Buddha-like immobility was claiming
her, but it had not yet effaced that expression of murderous malice
with which the smoker contemplated the unconscious woman who lay upon
the bed at the other end of the room.
As the moments passed the eyes of Mrs. Sin grew more and more glazed.
Her harsh voice became softened, and presently: "Ah!" she whispered;
"so you wait to smoke with me?"
Immobile she sat propped up amid the cushions, and only her full lips
moved.
"Two pipes are nothing to Cy," she murmured. "He smokes five. But you
are not going to smoke?"
Again she paused, then:
"Ah, my Lucy. You smoke with me?" she whispered coaxingly.

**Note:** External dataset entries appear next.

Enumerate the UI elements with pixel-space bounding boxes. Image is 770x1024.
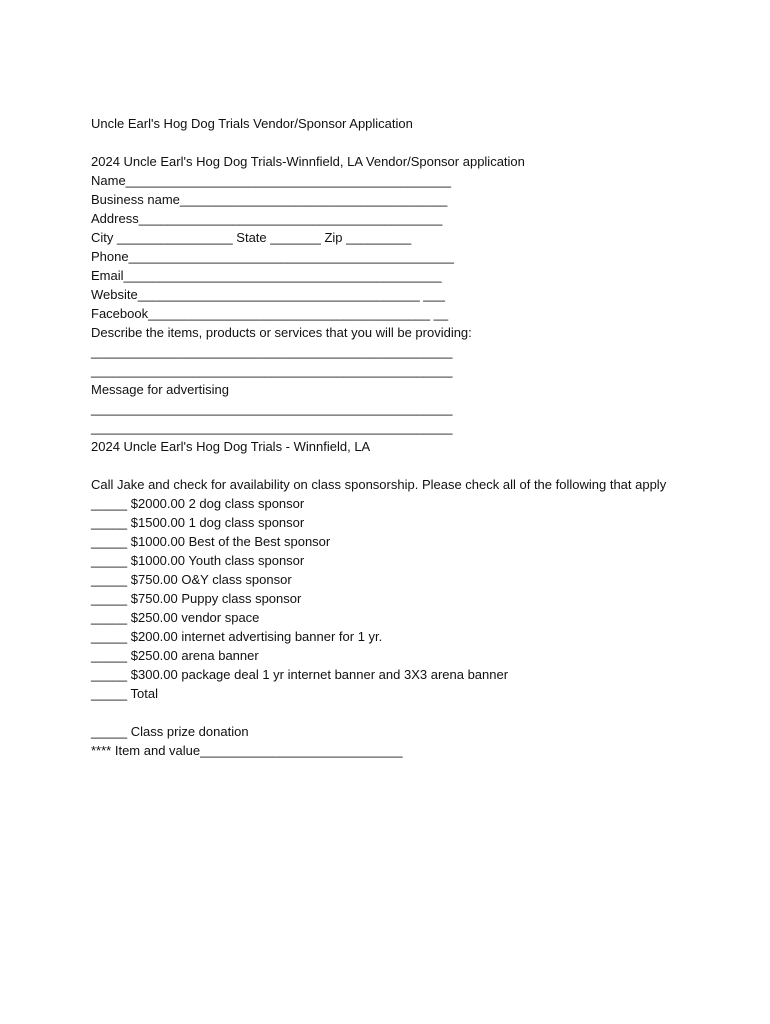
phone-field[interactable]: Phone_____________________________________________ <box>91 249 454 264</box>
option-item[interactable]: _____ $300.00 package deal 1 yr internet banner and 3X3 arena banner <box>91 667 509 682</box>
application-document <box>91 114 671 760</box>
option-item[interactable]: _____ $1500.00 1 dog class sponsor <box>91 515 305 530</box>
option-item[interactable]: _____ $1000.00 Youth class sponsor <box>91 553 305 568</box>
document-title: Uncle Earl's Hog Dog Trials Vendor/Sponsor Application <box>91 116 413 131</box>
city-state-zip-field[interactable]: City ________________ State _______ Zip _________ <box>91 230 412 245</box>
message-line-1[interactable]: __________________________________________________ <box>91 401 453 416</box>
prize-donation-item[interactable]: _____ Class prize donation <box>91 724 249 739</box>
name-field[interactable]: Name_____________________________________________ <box>91 173 452 188</box>
option-item[interactable]: _____ $250.00 arena banner <box>91 648 259 663</box>
option-item[interactable]: _____ $200.00 internet advertising banner for 1 yr. <box>91 629 383 644</box>
option-item[interactable]: _____ $750.00 Puppy class sponsor <box>91 591 302 606</box>
option-item[interactable]: _____ $2000.00 2 dog class sponsor <box>91 496 305 511</box>
describe-line-2[interactable]: __________________________________________________ <box>91 363 453 378</box>
spacer <box>91 703 671 722</box>
message-prompt: Message for advertising <box>91 382 230 397</box>
email-field[interactable]: Email____________________________________________ <box>91 268 442 283</box>
item-value-field[interactable]: **** Item and value____________________________ <box>91 743 403 758</box>
option-item[interactable]: _____ $250.00 vendor space <box>91 610 260 625</box>
website-field[interactable]: Website_______________________________________ ___ <box>91 287 445 302</box>
instructions-text: Call Jake and check for availability on class sponsorship. Please check all of the following that apply <box>91 477 667 492</box>
section-title: 2024 Uncle Earl's Hog Dog Trials - Winnfield, LA <box>91 439 371 454</box>
option-total[interactable]: _____ Total <box>91 686 158 701</box>
describe-prompt: Describe the items, products or services that you will be providing: <box>91 325 472 340</box>
business-name-field[interactable]: Business name_____________________________________ <box>91 192 448 207</box>
facebook-field[interactable]: Facebook_______________________________________ __ <box>91 306 449 321</box>
application-subtitle: 2024 Uncle Earl's Hog Dog Trials-Winnfield, LA Vendor/Sponsor application <box>91 154 525 169</box>
address-field[interactable]: Address__________________________________________ <box>91 211 443 226</box>
spacer <box>91 133 671 152</box>
spacer <box>91 456 671 475</box>
option-item[interactable]: _____ $1000.00 Best of the Best sponsor <box>91 534 331 549</box>
option-item[interactable]: _____ $750.00 O&Y class sponsor <box>91 572 292 587</box>
describe-line-1[interactable]: __________________________________________________ <box>91 344 453 359</box>
message-line-2[interactable]: __________________________________________________ <box>91 420 453 435</box>
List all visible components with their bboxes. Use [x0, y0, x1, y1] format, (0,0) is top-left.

Chandu had opened the poppy gates. Mrs. Sin was conversing with her
dead lover.
"Something has changed you," she sighed. "You are different--lately.
You have lots of money now. Your investments have been good. You want
to become--respectable, eh?"
Slightly--ever so slightly--the red lips curled upwards. No sound of
life came from the woman lying white and still in the bed. But through
the partly open door crept snatches of Sin Sin Wa's crooning melody.
"Yet once," she murmured, "yet once I seemed beautiful to you, Lucy.
For La Belle Lola you forgot that English pride.